L'homme tendit les bras et fit exploser la demi-sphère de verre. Le feu et les volutes de fumée se dissipèrent, révélant un sombre cratère stérile. La femme avait disparu. Pulvérisée par son impulsivité.

Il tomba à genoux et commença à regretter son geste. Il aurait voulu parler encore, comme si intuitivement, il sentait qu'il le fallait. Il sentait que quelque chose manquait et ne tournait pas rond. Il regrettait d'avoir tué une femme innocente, juste parce que ce qu'elle avait à dire ne lui convenait pas.

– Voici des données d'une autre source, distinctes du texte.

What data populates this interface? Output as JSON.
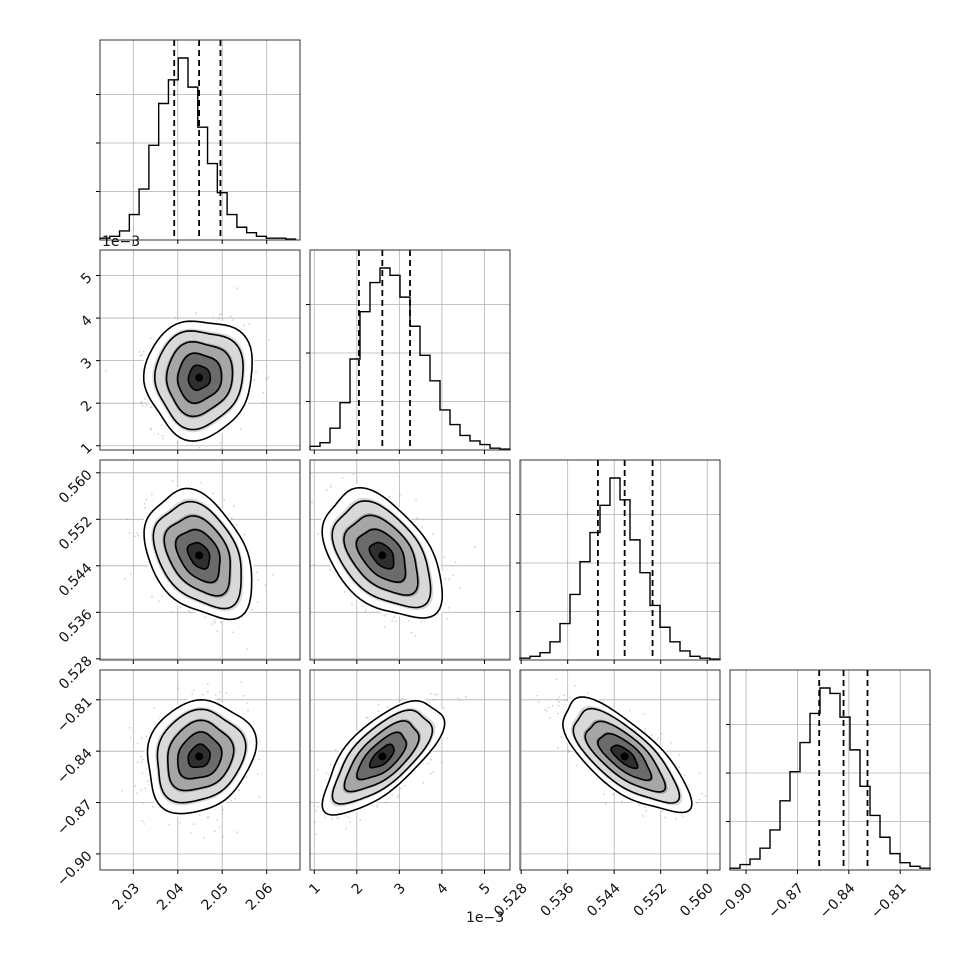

Pourtant, elle mentait. Elle devait mentir, il n'y avait pas d'autre possibilité. Mais c'était trop tard, elle avait déclenché quelque chose. Il se mit à pleurer, à chaudes larmes, puis il fut secoué de sanglots intempestifs et incontrôlables. La douleur devenait trop forte. Etait-ce cela qui le guettait ? Qui allait signer la fin de son immortelle existence ? Une douleur morale infinie et exponentielle ? Il essaya de se maîtriser et se releva avec difficulté. La douleur devait sortir. D'une manière ou 'une autre. Il tendit les mains et entreprit de détruire tout ce qui passait à portée de son regard : les murs, les voûtes, les statues, les colonnes, et tandis que tout explosait et disparaissait dans une gerbe de feu et de fumée, il sentit sa propre violence prendre le pas sur la douleur. Il baissa les bras en contemplant le désolant résultat de sa colère. Il se sentait mieux.

 

―Ne recommencez jamais ça.

 

Il se retourna subitement, et se retrouva face à face avec Cilia Spark. Il poussa un cri de terreur et fit un pas en arrière.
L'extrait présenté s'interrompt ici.